Marie Darrieussecq a le don d’être en résonance avec les sujets d’actualité et de nourrir ses romans de son expérience. Son dernier roman, La Mer à l’envers, croise ainsi l’itinéraire d’un migrant nigérien et l’histoire d’une femme au tournant de sa vie. Partie en croisière sur la Méditerranée avec ses deux jeunes enfants, Rose, quadragénaire en pleine crise conjugale, fait une rencontre qui la bouleverse. Le 24 décembre, quand l’énorme paquebot recueille des migrants naufragés d’un petit chalutier, son regard croise celui de Younès, un adolescent nigérien. Et c’est une reconnaissance immédiate : « Si j’adoptais un enfant, ce serait lui. » Elle lui donne des vêtements, le portable de son fils. Les migrants débarquent en Italie, la croisière continue. Alors qu’elle est revenue à Paris, Rose reçoit un appel de Younès sur son portable. D’abord, elle ne répond pas, elle fuit, elle élude, elle hésite. Quelques mois plus tard, alors qu’elle a déménagé avec sa famille dans le Pays Basque, nouveau coup de fil : Il est blessé, épuisé. Elle part à Calais, le ramène, l’installe dans la chambre d’ami, le nourrit, le soigne.
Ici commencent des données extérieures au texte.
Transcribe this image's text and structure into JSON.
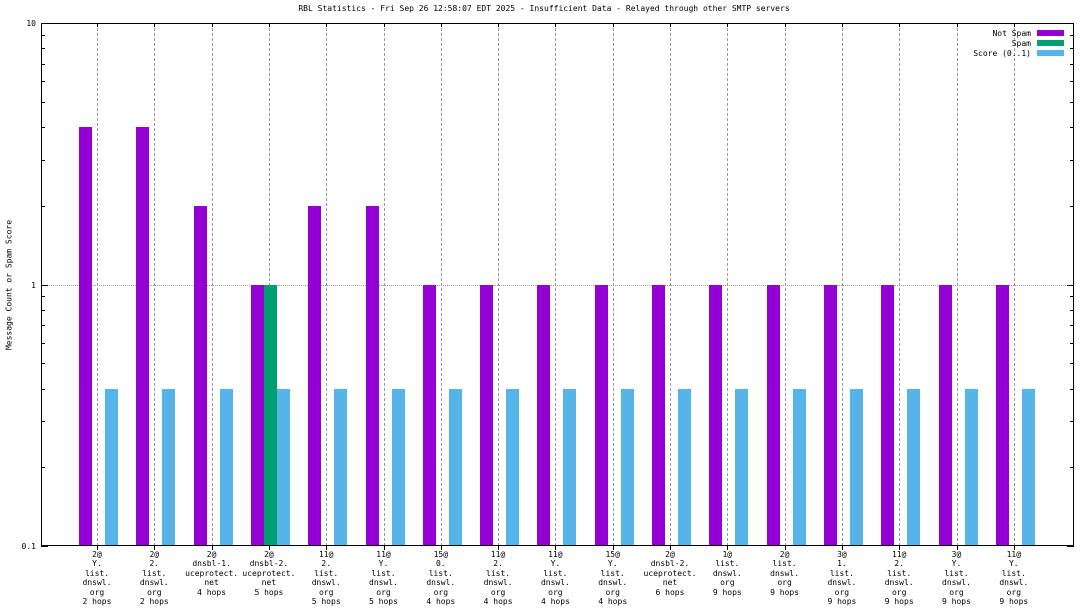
{
  "chart_data": {
    "type": "bar",
    "title": "RBL Statistics - Fri Sep 26 12:58:07 EDT 2025 - Insufficient Data - Relayed through other SMTP servers",
    "ylabel": "Message Count or Spam Score",
    "xlabel": "",
    "y_scale": "log",
    "ylim": [
      0.1,
      10
    ],
    "y_major_ticks": [
      {
        "label": "10",
        "value": 10
      },
      {
        "label": "1",
        "value": 1
      },
      {
        "label": "0.1",
        "value": 0.1
      }
    ],
    "grid": {
      "horizontal_at": [
        1
      ],
      "vertical": "one-dashed-line-per-category"
    },
    "legend_position": "top-right-inside",
    "categories": [
      [
        "2@",
        "Y.",
        "list.",
        "dnswl.",
        "org",
        "2 hops"
      ],
      [
        "2@",
        "2.",
        "list.",
        "dnswl.",
        "org",
        "2 hops"
      ],
      [
        "2@",
        "dnsbl-1.",
        "uceprotect.",
        "net",
        "4 hops"
      ],
      [
        "2@",
        "dnsbl-2.",
        "uceprotect.",
        "net",
        "5 hops"
      ],
      [
        "11@",
        "2.",
        "list.",
        "dnswl.",
        "org",
        "5 hops"
      ],
      [
        "11@",
        "Y.",
        "list.",
        "dnswl.",
        "org",
        "5 hops"
      ],
      [
        "15@",
        "0.",
        "list.",
        "dnswl.",
        "org",
        "4 hops"
      ],
      [
        "11@",
        "2.",
        "list.",
        "dnswl.",
        "org",
        "4 hops"
      ],
      [
        "11@",
        "Y.",
        "list.",
        "dnswl.",
        "org",
        "4 hops"
      ],
      [
        "15@",
        "Y.",
        "list.",
        "dnswl.",
        "org",
        "4 hops"
      ],
      [
        "2@",
        "dnsbl-2.",
        "uceprotect.",
        "net",
        "6 hops"
      ],
      [
        "1@",
        "list.",
        "dnswl.",
        "org",
        "9 hops"
      ],
      [
        "2@",
        "list.",
        "dnswl.",
        "org",
        "9 hops"
      ],
      [
        "3@",
        "1.",
        "list.",
        "dnswl.",
        "org",
        "9 hops"
      ],
      [
        "11@",
        "2.",
        "list.",
        "dnswl.",
        "org",
        "9 hops"
      ],
      [
        "3@",
        "Y.",
        "list.",
        "dnswl.",
        "org",
        "9 hops"
      ],
      [
        "11@",
        "Y.",
        "list.",
        "dnswl.",
        "org",
        "9 hops"
      ]
    ],
    "series": [
      {
        "name": "Not Spam",
        "color": "#9400d3",
        "values": [
          4,
          4,
          2,
          1,
          2,
          2,
          1,
          1,
          1,
          1,
          1,
          1,
          1,
          1,
          1,
          1,
          1
        ]
      },
      {
        "name": "Spam",
        "color": "#009e73",
        "values": [
          0,
          0,
          0,
          1,
          0,
          0,
          0,
          0,
          0,
          0,
          0,
          0,
          0,
          0,
          0,
          0,
          0
        ]
      },
      {
        "name": "Score (0..1)",
        "color": "#56b4e9",
        "values": [
          0.4,
          0.4,
          0.4,
          0.4,
          0.4,
          0.4,
          0.4,
          0.4,
          0.4,
          0.4,
          0.4,
          0.4,
          0.4,
          0.4,
          0.4,
          0.4,
          0.4
        ]
      }
    ]
  }
}
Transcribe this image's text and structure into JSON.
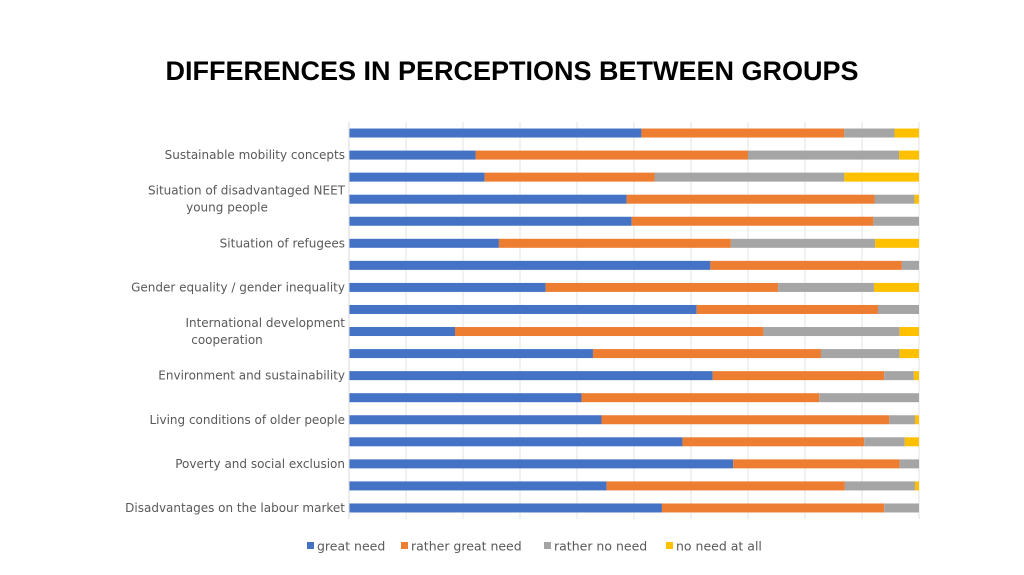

Le jeune migrant noir serait-il en train de devenir un nouveau personnage de roman? On pense aussi à Arcadie d’Emmanuelle Bayamack-Tam, à L’Archipel du chien de Philippe Claudel et à bien d’autres… Comme Vendredi, il est celui qui trouble, éblouit et remet en question. Mais Marie Darrieussecq n’écrit pas un livre sur les migrants et encore moins un livre à thèse. Dans La Mer à l’envers (que l’on peut entendre aussi comme la mère à l’envers) le personnage principal c’est Rose Goyenetche la « psychologue bizarre » qui soigne par imposition des mains, don qu’elle tient de sa grand-mère, la mère aimante et désarmée face à l’évolution de ses enfants, la quadragénaire qui...
Il faut beaucoup aimer les hommes, Marie Darrieussecq...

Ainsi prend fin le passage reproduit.